Every once in a while something would blow up or ignite or both, falling victim to the most formidable pyrotechnics the town has seen since the departure of Scottie Griffin. But nobody noticed or cared– the real explosions were those underneath each of Jagger's alligator-skin-clad steps.

"We're going to do a song by a great piano player and songwriter who influenced us a lot in the early days," he announced as images of the late Ray Charles flashed up on the giant projection screen behind him. Predictably, the onlookers shrieked with approval, visions of Jamie Foxx dancing in their heads. In a sense, it was a cover song, but there was also a staggering amount of history at play. Chances are, nobody's going to be remembering current pop darling Gavin Degraw that way a half century from now.

Jagger was in the process of seamlessly transitioning from introducing the supporting musicians to introducing the rest of the Stones Proper when a "technical problem," later revealed to be a bomb threat, tore the evening in two.

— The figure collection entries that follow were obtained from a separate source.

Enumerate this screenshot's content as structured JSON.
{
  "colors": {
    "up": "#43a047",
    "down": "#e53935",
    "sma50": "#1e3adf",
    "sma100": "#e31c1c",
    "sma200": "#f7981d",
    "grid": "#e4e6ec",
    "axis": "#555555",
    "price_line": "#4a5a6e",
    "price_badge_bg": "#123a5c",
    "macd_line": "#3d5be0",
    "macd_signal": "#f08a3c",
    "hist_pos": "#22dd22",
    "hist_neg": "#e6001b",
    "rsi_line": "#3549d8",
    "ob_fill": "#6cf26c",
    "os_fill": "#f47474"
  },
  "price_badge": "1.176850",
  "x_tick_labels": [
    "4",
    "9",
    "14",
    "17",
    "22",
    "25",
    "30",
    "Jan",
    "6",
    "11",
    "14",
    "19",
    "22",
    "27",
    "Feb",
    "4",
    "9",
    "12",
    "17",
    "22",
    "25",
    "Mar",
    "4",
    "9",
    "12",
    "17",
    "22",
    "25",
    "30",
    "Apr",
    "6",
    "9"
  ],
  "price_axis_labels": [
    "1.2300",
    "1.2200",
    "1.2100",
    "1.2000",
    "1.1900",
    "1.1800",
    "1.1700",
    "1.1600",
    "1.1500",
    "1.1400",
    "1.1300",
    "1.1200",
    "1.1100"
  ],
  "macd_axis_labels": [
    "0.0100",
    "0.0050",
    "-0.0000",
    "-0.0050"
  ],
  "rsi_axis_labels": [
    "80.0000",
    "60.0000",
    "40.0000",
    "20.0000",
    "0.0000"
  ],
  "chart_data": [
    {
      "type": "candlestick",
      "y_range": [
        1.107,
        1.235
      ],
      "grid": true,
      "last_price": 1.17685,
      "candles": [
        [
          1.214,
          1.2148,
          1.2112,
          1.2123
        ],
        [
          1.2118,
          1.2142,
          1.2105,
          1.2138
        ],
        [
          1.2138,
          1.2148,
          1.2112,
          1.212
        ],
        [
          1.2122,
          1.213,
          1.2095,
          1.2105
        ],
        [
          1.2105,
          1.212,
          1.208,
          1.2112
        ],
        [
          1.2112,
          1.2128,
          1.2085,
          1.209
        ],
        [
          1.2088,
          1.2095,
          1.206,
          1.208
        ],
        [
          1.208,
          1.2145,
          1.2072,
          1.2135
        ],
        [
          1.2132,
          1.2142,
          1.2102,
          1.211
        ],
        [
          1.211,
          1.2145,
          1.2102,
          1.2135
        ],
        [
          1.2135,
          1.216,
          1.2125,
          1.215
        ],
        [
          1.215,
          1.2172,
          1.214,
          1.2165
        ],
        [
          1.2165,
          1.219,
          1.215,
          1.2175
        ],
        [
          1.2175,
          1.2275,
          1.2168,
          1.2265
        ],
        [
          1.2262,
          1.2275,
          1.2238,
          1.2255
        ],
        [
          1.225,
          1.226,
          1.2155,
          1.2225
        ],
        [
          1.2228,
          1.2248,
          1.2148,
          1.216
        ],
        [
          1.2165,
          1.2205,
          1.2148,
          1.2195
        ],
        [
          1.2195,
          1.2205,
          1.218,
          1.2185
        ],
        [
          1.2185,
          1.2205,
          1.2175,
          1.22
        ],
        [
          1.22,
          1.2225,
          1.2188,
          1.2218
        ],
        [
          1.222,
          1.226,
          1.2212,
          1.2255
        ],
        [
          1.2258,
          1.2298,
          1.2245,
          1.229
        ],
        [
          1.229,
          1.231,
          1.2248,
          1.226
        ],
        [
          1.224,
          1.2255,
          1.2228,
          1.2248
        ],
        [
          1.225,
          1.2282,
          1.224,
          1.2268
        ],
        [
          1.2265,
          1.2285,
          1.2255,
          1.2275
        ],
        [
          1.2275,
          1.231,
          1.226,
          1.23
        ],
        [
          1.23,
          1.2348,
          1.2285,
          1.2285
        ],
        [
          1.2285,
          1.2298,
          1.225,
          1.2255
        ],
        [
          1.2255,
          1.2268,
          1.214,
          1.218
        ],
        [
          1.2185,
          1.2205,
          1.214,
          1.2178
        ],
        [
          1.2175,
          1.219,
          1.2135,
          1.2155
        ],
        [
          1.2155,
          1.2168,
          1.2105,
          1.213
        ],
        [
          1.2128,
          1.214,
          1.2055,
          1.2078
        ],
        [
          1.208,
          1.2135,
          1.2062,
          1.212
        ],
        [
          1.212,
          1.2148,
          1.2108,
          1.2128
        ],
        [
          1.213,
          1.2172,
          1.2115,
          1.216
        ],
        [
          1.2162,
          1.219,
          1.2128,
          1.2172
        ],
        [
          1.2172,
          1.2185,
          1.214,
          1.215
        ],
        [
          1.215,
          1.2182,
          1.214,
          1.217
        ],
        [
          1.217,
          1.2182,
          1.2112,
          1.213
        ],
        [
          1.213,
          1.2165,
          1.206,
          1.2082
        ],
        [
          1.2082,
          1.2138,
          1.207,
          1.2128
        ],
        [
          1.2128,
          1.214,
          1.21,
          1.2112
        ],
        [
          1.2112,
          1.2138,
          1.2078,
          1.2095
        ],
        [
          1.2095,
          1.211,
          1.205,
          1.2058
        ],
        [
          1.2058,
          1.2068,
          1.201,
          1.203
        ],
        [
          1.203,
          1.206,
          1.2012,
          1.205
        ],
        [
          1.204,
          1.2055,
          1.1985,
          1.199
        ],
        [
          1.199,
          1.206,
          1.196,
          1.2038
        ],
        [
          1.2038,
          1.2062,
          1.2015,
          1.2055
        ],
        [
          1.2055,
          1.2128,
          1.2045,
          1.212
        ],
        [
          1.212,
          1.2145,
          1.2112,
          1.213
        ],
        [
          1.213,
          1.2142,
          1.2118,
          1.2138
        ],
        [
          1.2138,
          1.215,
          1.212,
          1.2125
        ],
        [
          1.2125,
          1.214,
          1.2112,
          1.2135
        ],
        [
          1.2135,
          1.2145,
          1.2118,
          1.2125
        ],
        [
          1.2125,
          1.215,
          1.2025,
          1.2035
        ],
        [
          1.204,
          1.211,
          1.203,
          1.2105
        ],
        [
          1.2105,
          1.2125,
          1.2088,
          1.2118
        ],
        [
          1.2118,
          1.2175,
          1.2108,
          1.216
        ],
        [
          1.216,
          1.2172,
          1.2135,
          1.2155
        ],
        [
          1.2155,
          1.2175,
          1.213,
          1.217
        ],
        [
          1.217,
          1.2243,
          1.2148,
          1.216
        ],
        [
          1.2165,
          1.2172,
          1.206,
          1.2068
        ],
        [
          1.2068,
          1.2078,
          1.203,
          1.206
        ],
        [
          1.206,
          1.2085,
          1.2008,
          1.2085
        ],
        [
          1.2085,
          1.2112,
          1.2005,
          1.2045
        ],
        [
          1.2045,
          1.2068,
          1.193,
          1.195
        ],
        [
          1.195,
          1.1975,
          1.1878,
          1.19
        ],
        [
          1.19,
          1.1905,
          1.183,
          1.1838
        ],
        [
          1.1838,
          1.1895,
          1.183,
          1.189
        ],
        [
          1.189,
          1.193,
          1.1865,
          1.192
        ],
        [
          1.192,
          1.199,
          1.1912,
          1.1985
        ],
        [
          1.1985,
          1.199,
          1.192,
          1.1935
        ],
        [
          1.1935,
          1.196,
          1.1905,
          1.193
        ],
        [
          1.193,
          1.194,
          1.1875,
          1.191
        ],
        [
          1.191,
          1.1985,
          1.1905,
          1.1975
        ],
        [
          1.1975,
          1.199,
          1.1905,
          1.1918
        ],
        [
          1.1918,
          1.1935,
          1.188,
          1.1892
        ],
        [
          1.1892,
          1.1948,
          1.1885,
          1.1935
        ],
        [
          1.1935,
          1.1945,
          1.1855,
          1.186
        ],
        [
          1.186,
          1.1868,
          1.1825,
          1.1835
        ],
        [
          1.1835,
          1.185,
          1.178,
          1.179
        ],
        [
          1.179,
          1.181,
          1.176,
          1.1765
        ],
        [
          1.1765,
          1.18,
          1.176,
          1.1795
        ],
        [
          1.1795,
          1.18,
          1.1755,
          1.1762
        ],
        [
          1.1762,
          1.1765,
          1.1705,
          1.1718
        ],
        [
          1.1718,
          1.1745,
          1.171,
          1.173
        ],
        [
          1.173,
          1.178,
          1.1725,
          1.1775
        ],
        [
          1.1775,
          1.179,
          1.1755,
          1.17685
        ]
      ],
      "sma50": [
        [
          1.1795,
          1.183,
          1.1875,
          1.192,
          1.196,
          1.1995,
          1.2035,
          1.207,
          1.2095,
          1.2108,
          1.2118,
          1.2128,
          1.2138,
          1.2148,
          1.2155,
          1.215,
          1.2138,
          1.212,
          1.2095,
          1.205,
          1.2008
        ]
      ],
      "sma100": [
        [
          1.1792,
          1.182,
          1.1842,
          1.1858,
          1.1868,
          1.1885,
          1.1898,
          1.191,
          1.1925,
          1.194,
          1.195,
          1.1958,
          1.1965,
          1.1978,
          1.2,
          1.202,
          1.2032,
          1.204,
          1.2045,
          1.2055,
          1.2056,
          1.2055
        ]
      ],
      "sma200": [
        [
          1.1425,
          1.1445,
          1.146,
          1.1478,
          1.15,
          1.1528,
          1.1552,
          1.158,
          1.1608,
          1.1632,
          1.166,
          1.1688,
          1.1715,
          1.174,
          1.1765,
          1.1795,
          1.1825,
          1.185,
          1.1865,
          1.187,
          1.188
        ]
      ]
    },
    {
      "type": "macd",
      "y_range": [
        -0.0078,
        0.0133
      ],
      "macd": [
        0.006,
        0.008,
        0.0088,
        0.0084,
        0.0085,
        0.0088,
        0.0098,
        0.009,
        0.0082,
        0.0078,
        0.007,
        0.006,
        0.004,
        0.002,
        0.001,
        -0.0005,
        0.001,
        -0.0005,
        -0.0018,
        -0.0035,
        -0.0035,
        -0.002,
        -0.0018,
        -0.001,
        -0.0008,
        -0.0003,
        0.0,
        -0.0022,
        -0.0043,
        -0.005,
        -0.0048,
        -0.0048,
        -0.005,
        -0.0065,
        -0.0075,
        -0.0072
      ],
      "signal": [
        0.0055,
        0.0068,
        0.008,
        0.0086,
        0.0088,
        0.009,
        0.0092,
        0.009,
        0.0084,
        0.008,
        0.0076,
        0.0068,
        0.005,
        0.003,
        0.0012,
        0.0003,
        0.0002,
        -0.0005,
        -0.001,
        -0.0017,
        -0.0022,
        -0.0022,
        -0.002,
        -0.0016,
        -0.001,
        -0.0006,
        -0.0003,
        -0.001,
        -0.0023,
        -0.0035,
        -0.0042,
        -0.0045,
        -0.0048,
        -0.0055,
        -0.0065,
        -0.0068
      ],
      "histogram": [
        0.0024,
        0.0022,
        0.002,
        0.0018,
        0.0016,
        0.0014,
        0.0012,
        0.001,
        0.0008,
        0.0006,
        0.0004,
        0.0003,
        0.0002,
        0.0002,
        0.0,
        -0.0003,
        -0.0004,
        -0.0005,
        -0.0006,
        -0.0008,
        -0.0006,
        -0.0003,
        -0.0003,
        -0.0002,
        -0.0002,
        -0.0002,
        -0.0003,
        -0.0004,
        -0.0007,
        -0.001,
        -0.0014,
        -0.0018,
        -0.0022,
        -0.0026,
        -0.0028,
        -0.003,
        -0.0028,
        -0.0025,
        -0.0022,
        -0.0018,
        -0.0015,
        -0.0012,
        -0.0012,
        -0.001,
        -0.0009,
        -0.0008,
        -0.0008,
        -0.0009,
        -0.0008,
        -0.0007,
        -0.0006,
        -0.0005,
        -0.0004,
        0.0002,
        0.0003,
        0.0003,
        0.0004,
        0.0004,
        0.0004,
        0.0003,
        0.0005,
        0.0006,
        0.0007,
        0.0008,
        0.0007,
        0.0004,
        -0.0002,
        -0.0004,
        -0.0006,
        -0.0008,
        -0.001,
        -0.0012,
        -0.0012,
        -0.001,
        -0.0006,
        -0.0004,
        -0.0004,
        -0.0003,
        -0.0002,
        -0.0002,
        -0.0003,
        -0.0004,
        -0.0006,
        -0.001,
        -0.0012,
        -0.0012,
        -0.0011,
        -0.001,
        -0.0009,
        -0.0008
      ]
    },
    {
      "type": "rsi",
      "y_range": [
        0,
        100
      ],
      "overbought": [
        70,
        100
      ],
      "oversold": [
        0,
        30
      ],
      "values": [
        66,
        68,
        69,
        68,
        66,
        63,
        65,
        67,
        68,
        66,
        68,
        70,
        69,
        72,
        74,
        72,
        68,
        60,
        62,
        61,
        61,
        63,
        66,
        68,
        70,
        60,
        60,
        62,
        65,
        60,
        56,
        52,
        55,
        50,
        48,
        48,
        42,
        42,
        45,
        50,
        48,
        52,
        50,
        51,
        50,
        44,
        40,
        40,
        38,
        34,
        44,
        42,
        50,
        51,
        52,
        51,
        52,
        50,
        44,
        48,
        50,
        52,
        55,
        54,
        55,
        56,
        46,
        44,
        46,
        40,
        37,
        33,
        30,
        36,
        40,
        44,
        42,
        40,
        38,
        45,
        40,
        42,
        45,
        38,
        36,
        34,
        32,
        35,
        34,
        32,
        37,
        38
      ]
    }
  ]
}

"They should have had it at Lane Stadium after all," laughed a Virginia Tech alum named Dave. "It must be one of those damn liberal arts majors!"

After waiting an hour and having finally ruled out all possibility of an unauthorized bomb, the crew went back to coaxing deliberate explosions from the pyrotechnics, each growing larger than the last until there was nowhere left to go without potentially undermining the structural integrity of the stadium. That's when the entire center section of the stage detached and began rolling to the center of the stadium– imagine Stephen King's Christine, but this time she's an M1 tank– where the Stones rocked a few of their choice numbers for the everymen and -women with the moderately priced tickets.

Just as the sliding stage began its slow retreat, ferrying the band back to the front-of-house where they rule, it began to rain. Somehow, the mildly insolent weather was just as surreal as everything else and became a part of the theatrics. Most bands use fog machines; the Stones are in a league with Thor himself.

So let's have it, then: Beatles or Stones?

Choose carefully. Even if you didn't risk a smiting, last week was enough to turn even the staunchest allegiances.